Crypto news

25.06.2026
18:23

Fed Stress Test: Largest US Banks Withstand Scenario with $708 Billion in Losses

The U.S. Federal Reserve has completed its annual stress test, which confirmed the resilience of the country's 32 largest banks. Even under a hypothetical deep recession scenario, assuming total loan losses of $708 billion, all test participants maintained capital above the regulatory minimums set by the Fed.

Details of the Hypothetical Scenario

As part of the review, the Fed modeled an extremely adverse scenario: unemployment rising to 10%, commercial real estate falling by 39%, housing by 30%, and a GDP contraction of 4.6%. Stock indices in the model plummeted by 58%, significantly increasing pressure on banks' corporate portfolios.

The aggregate capital level of test participants fell by only 1.6 percentage points — from 12.8% to 11.2%. This is notably above the regulatory thresholds, indicating a high buffer strength in the sector.

Main Sources of Losses

The largest expected losses came from credit card portfolios — approximately $200 billion.

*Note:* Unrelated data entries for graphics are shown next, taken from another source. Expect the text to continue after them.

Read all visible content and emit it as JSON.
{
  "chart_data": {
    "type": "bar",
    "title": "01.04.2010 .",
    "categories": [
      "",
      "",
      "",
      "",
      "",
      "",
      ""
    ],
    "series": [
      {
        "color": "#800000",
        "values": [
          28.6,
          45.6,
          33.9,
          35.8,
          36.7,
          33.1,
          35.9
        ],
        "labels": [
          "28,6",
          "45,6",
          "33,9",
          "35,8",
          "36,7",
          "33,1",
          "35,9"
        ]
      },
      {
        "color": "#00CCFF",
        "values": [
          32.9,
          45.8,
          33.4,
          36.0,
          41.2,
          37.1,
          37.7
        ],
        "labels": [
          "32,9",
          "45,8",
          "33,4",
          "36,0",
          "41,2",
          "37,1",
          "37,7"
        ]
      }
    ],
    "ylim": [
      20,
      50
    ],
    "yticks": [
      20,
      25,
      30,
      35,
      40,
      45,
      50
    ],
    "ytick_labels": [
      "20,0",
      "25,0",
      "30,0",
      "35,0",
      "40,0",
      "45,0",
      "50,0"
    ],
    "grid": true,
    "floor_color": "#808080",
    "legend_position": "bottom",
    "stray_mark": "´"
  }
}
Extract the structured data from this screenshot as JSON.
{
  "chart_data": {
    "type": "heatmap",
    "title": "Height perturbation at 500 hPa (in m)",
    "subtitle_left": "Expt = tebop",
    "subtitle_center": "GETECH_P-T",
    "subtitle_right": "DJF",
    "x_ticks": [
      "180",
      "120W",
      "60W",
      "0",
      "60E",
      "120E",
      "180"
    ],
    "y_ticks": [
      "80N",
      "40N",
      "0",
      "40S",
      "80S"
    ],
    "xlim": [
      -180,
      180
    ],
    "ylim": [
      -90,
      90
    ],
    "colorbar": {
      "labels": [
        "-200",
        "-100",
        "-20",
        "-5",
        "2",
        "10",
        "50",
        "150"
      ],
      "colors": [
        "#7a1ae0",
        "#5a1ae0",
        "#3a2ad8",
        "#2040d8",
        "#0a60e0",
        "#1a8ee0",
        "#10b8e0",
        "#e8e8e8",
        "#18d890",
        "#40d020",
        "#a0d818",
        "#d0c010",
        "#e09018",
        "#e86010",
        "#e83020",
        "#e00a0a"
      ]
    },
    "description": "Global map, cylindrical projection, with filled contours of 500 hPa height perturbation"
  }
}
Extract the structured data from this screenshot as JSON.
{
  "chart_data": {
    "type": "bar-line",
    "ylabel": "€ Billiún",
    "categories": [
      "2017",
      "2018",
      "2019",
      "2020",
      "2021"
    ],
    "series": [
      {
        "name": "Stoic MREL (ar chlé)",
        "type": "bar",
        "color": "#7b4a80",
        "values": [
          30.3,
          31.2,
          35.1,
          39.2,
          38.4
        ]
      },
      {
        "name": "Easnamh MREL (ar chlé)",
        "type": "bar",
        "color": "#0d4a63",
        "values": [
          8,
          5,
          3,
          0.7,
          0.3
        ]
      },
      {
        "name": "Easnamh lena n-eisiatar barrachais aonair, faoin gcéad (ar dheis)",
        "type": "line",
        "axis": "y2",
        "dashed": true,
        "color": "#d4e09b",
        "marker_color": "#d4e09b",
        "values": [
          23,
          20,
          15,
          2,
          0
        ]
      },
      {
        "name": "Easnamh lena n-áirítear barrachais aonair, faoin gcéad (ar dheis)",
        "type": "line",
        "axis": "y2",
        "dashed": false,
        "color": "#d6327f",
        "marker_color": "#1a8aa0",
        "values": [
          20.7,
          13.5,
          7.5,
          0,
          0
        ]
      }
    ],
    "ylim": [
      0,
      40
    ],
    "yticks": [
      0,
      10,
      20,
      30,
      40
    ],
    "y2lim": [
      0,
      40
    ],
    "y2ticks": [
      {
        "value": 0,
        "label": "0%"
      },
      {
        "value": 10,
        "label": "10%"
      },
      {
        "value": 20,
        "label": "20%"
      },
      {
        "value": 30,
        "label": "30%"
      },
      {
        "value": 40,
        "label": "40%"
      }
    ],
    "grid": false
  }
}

Losses on commercial and industrial loans amounted to about $160 billion, and commercial real estate added another $75 billion.

Two factors intensified the pressure on capital: massive loan losses and strict model assumptions. However, a mitigating factor was the banks' high interest income, which partially offset the negative impact. Additionally, the scenario assumed a moderate decline in interest rates, which supported margins.

Regulatory Perspective

Federal Reserve Vice Chair for Supervision Michelle Bowman called the results "proof of the banking system's reliability." It is important to note that current regulations will remain unchanged until 2027, after which the regulator plans to implement new calculation models based on feedback.

Analyst Comment: The stress test results are a positive signal for the market as a whole. They demonstrate that the U.S. banking system is prepared for serious economic shocks. For the cryptocurrency market, this means a reduced risk of a systemic liquidity crisis that could trigger a mass sell-off of risky assets. Nevertheless, it should be remembered that the Fed's model does not account for specific risks associated with digital assets, and we continue to closely monitor the dynamics of bank balance sheets.